To put it plainly: he was driving me fucking nuts.
In the rare moments where he did give me an iota of attention it was always and without fail pure disdain. One morning I came in and found him waiting on the middle rung of a ladder. The second I walked in the door he climbed to the top and began, with his muscular arms stretched high above him, shirt riding up his tattooed back, to install a security camera.
“Subtle,” I grumbled as I snatched up the broom angrily.
Conor’s only reply was, “Crime’s gone up in the neighbourhood recently.”
If I lingered too close to his drawing desk while he was sketching out tattoos, he would raise his eyes angrily. If I didn’t back up in what he considered an appropriate amount of time, he would stalk toward me with his pencil held at his side like a spear.
A few times, after completing his Wicked Stepmother-worthy list of menial, demeaning tasks, I dared to ask him if he might have time to start teaching me to tattoo like he promised in front of Diarmuid. To these requests, Conor would get up, snatch my jacket and my bag from the hooks on the wallpapered entry, open the door, and smile unkindly as he said, “Definitely tomorrow.”
Needless to say, tomorrow never came. If anything, the violence with which he shoved my things at me by the door only increased.

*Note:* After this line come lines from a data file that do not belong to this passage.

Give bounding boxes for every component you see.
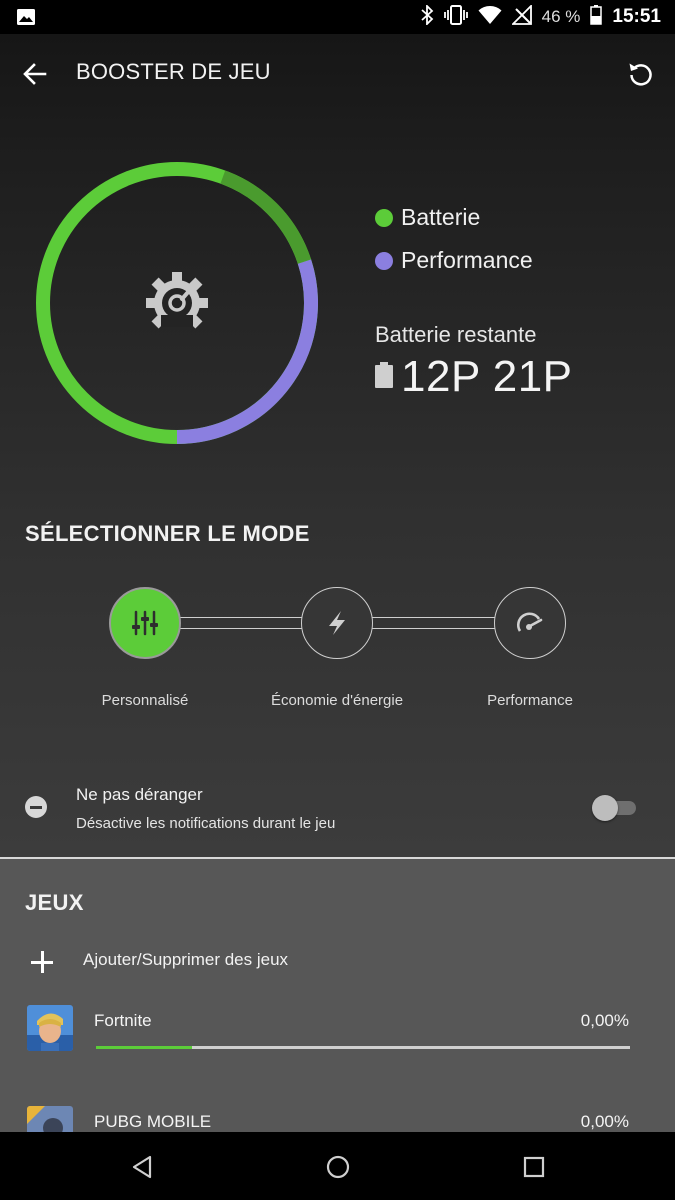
no-signal-icon: [510, 3, 532, 30]
speedometer-icon: [517, 612, 543, 632]
page-title: BOOSTER DE JEU: [76, 59, 271, 84]
toggle-thumb: [592, 795, 618, 821]
mode-section-title: SÉLECTIONNER LE MODE: [25, 521, 310, 546]
legend-performance-label: Performance: [401, 247, 533, 273]
game-row-pubg[interactable]: PUBG MOBILE 0,00%: [0, 1106, 675, 1134]
status-bar: 46 % 15:51: [0, 0, 675, 34]
navigation-bar: [0, 1132, 675, 1200]
mode-connector: [372, 617, 496, 629]
battery-small-icon: [375, 361, 393, 393]
mode-connector: [180, 617, 304, 629]
mode-performance-button[interactable]: [494, 587, 566, 659]
battery-icon: [590, 4, 603, 30]
image-icon: [16, 8, 36, 31]
fortnite-app-icon: [27, 1005, 73, 1051]
sliders-icon: [132, 610, 158, 636]
minus-circle-icon: [25, 796, 47, 818]
games-section-title: JEUX: [25, 890, 84, 915]
battery-remaining: 12P 21P: [375, 352, 573, 402]
pubg-app-icon: [27, 1106, 73, 1134]
legend-dot-battery: [375, 208, 393, 227]
game-usage-bar-fill: [96, 1046, 193, 1049]
back-arrow-icon[interactable]: [22, 61, 48, 87]
legend-performance: Performance: [375, 247, 533, 274]
battery-remaining-value: 12P 21P: [401, 352, 573, 401]
vibrate-icon: [443, 4, 468, 30]
bluetooth-icon: [420, 3, 434, 30]
add-remove-games-button[interactable]: Ajouter/Supprimer des jeux: [0, 943, 675, 977]
dnd-toggle[interactable]: [592, 795, 638, 821]
ring-battery-shade: [220, 170, 312, 264]
mode-performance-label: Performance: [487, 692, 573, 709]
games-panel: JEUX Ajouter/Supprimer des jeux Fortnite…: [0, 857, 675, 1134]
dnd-subtitle: Désactive les notifications durant le je…: [76, 815, 336, 832]
game-percent: 0,00%: [580, 1011, 629, 1030]
battery-percent: 46 %: [541, 7, 581, 26]
legend-dot-performance: [375, 251, 393, 270]
app-bar: BOOSTER DE JEU: [0, 34, 675, 112]
mode-custom-label: Personnalisé: [101, 692, 189, 709]
wifi-icon: [478, 5, 502, 30]
game-percent: 0,00%: [580, 1112, 629, 1131]
refresh-icon[interactable]: [627, 60, 655, 88]
game-row-fortnite[interactable]: Fortnite 0,00%: [0, 1005, 675, 1065]
clock: 15:51: [612, 6, 661, 27]
game-name: Fortnite: [94, 1011, 152, 1030]
recents-square-icon[interactable]: [521, 1154, 547, 1180]
game-name: PUBG MOBILE: [94, 1112, 212, 1131]
mode-custom-button[interactable]: [109, 587, 181, 659]
add-remove-games-label: Ajouter/Supprimer des jeux: [83, 950, 289, 969]
home-circle-icon[interactable]: [325, 1154, 351, 1180]
mode-power-saving-label: Économie d'énergie: [270, 692, 404, 709]
legend-battery: Batterie: [375, 204, 480, 231]
lightning-icon: [329, 611, 345, 635]
usage-ring-chart: [36, 162, 318, 449]
mode-power-saving-button[interactable]: [301, 587, 373, 659]
battery-remaining-label: Batterie restante: [375, 322, 537, 347]
plus-icon: [31, 951, 53, 973]
gear-speedometer-icon: [143, 269, 211, 337]
back-triangle-icon[interactable]: [129, 1154, 155, 1180]
dnd-title: Ne pas déranger: [76, 785, 203, 804]
game-usage-bar: [96, 1046, 630, 1049]
legend-battery-label: Batterie: [401, 204, 481, 230]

I knew Conor hated me. I hadn’t thought that his hatred could actually increase with time.
He wouldn’t accept tea that I made, he wouldn’t sit on the couch if I was there, even perched on the edge with my arms around my knees as I listened to Mason’s daily conquest story, he wouldn’t even give me a nod hello in the morning unless both the other guys were there in the living room at their desks.
He wanted nothing to do with me at best. He wanted me gone, at worst. And if I’d learned anything in life it was to bet on the worst.

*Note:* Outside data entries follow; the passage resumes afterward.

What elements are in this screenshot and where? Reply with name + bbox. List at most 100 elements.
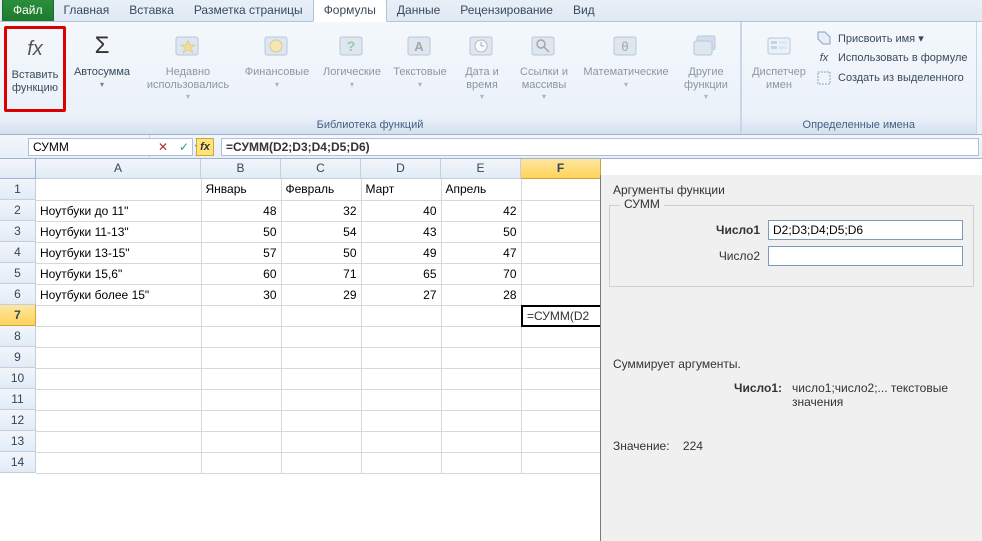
cell[interactable] bbox=[441, 389, 521, 410]
row-header[interactable]: 10 bbox=[0, 368, 36, 389]
col-header[interactable]: A bbox=[36, 159, 201, 179]
cell[interactable] bbox=[201, 410, 281, 431]
cell[interactable] bbox=[281, 431, 361, 452]
row-header[interactable]: 9 bbox=[0, 347, 36, 368]
cell[interactable] bbox=[281, 347, 361, 368]
row-header[interactable]: 12 bbox=[0, 410, 36, 431]
cell[interactable] bbox=[441, 431, 521, 452]
cell[interactable]: 50 bbox=[441, 221, 521, 242]
tab-insert[interactable]: Вставка bbox=[119, 0, 184, 21]
cell[interactable]: Апрель bbox=[441, 179, 521, 200]
cell[interactable]: 40 bbox=[361, 200, 441, 221]
cell[interactable] bbox=[201, 389, 281, 410]
cell[interactable] bbox=[201, 368, 281, 389]
cell[interactable] bbox=[281, 305, 361, 326]
cell[interactable]: 65 bbox=[361, 263, 441, 284]
cell[interactable] bbox=[521, 179, 601, 200]
cell[interactable]: 70 bbox=[441, 263, 521, 284]
row-header[interactable]: 11 bbox=[0, 389, 36, 410]
row-header[interactable]: 13 bbox=[0, 431, 36, 452]
datetime-button[interactable]: Дата и время ▾ bbox=[452, 26, 512, 112]
select-all-cell[interactable] bbox=[0, 159, 36, 179]
tab-data[interactable]: Данные bbox=[387, 0, 450, 21]
cell[interactable]: 43 bbox=[361, 221, 441, 242]
cell[interactable] bbox=[201, 347, 281, 368]
tab-home[interactable]: Главная bbox=[54, 0, 120, 21]
row-header[interactable]: 8 bbox=[0, 326, 36, 347]
cell[interactable] bbox=[361, 410, 441, 431]
cell[interactable]: 50 bbox=[201, 221, 281, 242]
cell[interactable] bbox=[36, 326, 201, 347]
cell[interactable] bbox=[441, 347, 521, 368]
math-button[interactable]: θ Математические ▾ bbox=[576, 26, 676, 112]
cell[interactable] bbox=[521, 452, 601, 473]
cell[interactable]: Март bbox=[361, 179, 441, 200]
recently-used-button[interactable]: Недавно использовались ▾ bbox=[138, 26, 238, 112]
tab-formulas[interactable]: Формулы bbox=[313, 0, 387, 22]
cell[interactable]: 47 bbox=[441, 242, 521, 263]
text-button[interactable]: A Текстовые ▾ bbox=[388, 26, 452, 112]
tab-review[interactable]: Рецензирование bbox=[450, 0, 563, 21]
cell[interactable]: Ноутбуки более 15" bbox=[36, 284, 201, 305]
cell[interactable] bbox=[361, 389, 441, 410]
tab-page-layout[interactable]: Разметка страницы bbox=[184, 0, 313, 21]
cell[interactable]: 27 bbox=[361, 284, 441, 305]
row-header[interactable]: 3 bbox=[0, 221, 36, 242]
cell[interactable] bbox=[36, 389, 201, 410]
cell[interactable] bbox=[281, 368, 361, 389]
cell[interactable]: 29 bbox=[281, 284, 361, 305]
cancel-formula-button[interactable]: ✕ bbox=[154, 138, 172, 156]
insert-function-button[interactable]: fx Вставить функцию bbox=[4, 26, 66, 112]
cell[interactable] bbox=[361, 452, 441, 473]
cell[interactable]: 71 bbox=[281, 263, 361, 284]
cell[interactable] bbox=[521, 326, 601, 347]
cell[interactable]: 32 bbox=[281, 200, 361, 221]
cell[interactable]: 57 bbox=[201, 242, 281, 263]
cell[interactable]: Ноутбуки 15,6" bbox=[36, 263, 201, 284]
col-header[interactable]: C bbox=[281, 159, 361, 179]
logical-button[interactable]: ? Логические ▾ bbox=[316, 26, 388, 112]
name-manager-button[interactable]: Диспетчер имен bbox=[746, 26, 812, 112]
cell[interactable] bbox=[441, 452, 521, 473]
cell[interactable]: 30 bbox=[201, 284, 281, 305]
cell[interactable] bbox=[521, 221, 601, 242]
row-header[interactable]: 6 bbox=[0, 284, 36, 305]
cell[interactable]: 48 bbox=[201, 200, 281, 221]
cell[interactable] bbox=[36, 368, 201, 389]
col-header[interactable]: E bbox=[441, 159, 521, 179]
cell[interactable] bbox=[36, 305, 201, 326]
cell[interactable] bbox=[281, 410, 361, 431]
row-header[interactable]: 4 bbox=[0, 242, 36, 263]
cell[interactable] bbox=[521, 263, 601, 284]
cell[interactable]: Ноутбуки 13-15" bbox=[36, 242, 201, 263]
cell[interactable]: 54 bbox=[281, 221, 361, 242]
lookup-button[interactable]: Ссылки и массивы ▾ bbox=[512, 26, 576, 112]
cell[interactable] bbox=[201, 431, 281, 452]
cell[interactable] bbox=[36, 431, 201, 452]
cell[interactable] bbox=[441, 326, 521, 347]
cell[interactable] bbox=[201, 326, 281, 347]
cell[interactable] bbox=[521, 284, 601, 305]
cell[interactable] bbox=[521, 389, 601, 410]
formula-input[interactable]: =СУММ(D2;D3;D4;D5;D6) bbox=[221, 138, 979, 156]
spreadsheet-grid[interactable]: Январь Февраль Март Апрель Ноутбуки до 1… bbox=[36, 179, 602, 474]
cell[interactable] bbox=[361, 347, 441, 368]
cell[interactable] bbox=[521, 410, 601, 431]
cell[interactable] bbox=[361, 431, 441, 452]
cell[interactable]: Ноутбуки 11-13" bbox=[36, 221, 201, 242]
cell[interactable]: 50 bbox=[281, 242, 361, 263]
create-from-selection-button[interactable]: Создать из выделенного bbox=[816, 70, 968, 86]
row-header[interactable]: 14 bbox=[0, 452, 36, 473]
col-header[interactable]: B bbox=[201, 159, 281, 179]
cell[interactable] bbox=[36, 347, 201, 368]
other-functions-button[interactable]: Другие функции ▾ bbox=[676, 26, 736, 112]
tab-view[interactable]: Вид bbox=[563, 0, 605, 21]
insert-function-small-button[interactable]: fx bbox=[196, 138, 214, 156]
cell[interactable] bbox=[281, 452, 361, 473]
financial-button[interactable]: Финансовые ▾ bbox=[238, 26, 316, 112]
cell[interactable] bbox=[521, 347, 601, 368]
cell[interactable]: 42 bbox=[441, 200, 521, 221]
cell[interactable] bbox=[361, 368, 441, 389]
cell[interactable] bbox=[201, 452, 281, 473]
cell[interactable] bbox=[521, 431, 601, 452]
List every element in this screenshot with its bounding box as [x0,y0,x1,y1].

And yet in that moment as I watched him work, I wanted nothing more than for Conor to turn around. To glare at me. To roll his eyes at me. To give an irritated sigh in my direction. But the drone of the tattoo gun continued and his back remained solidly turned away from me. It was then that I picked up something that Rian said.
“What’s that?” I asked, turning my face a little too quickly down toward him.
He glanced up at me, just about as startled that I was there listening as I was that he’d been talking this whole time. I supposed that was some sort of consolation for my rudeness: Rian disappeared places, too. I just disappeared into people. Not people. Person. Him.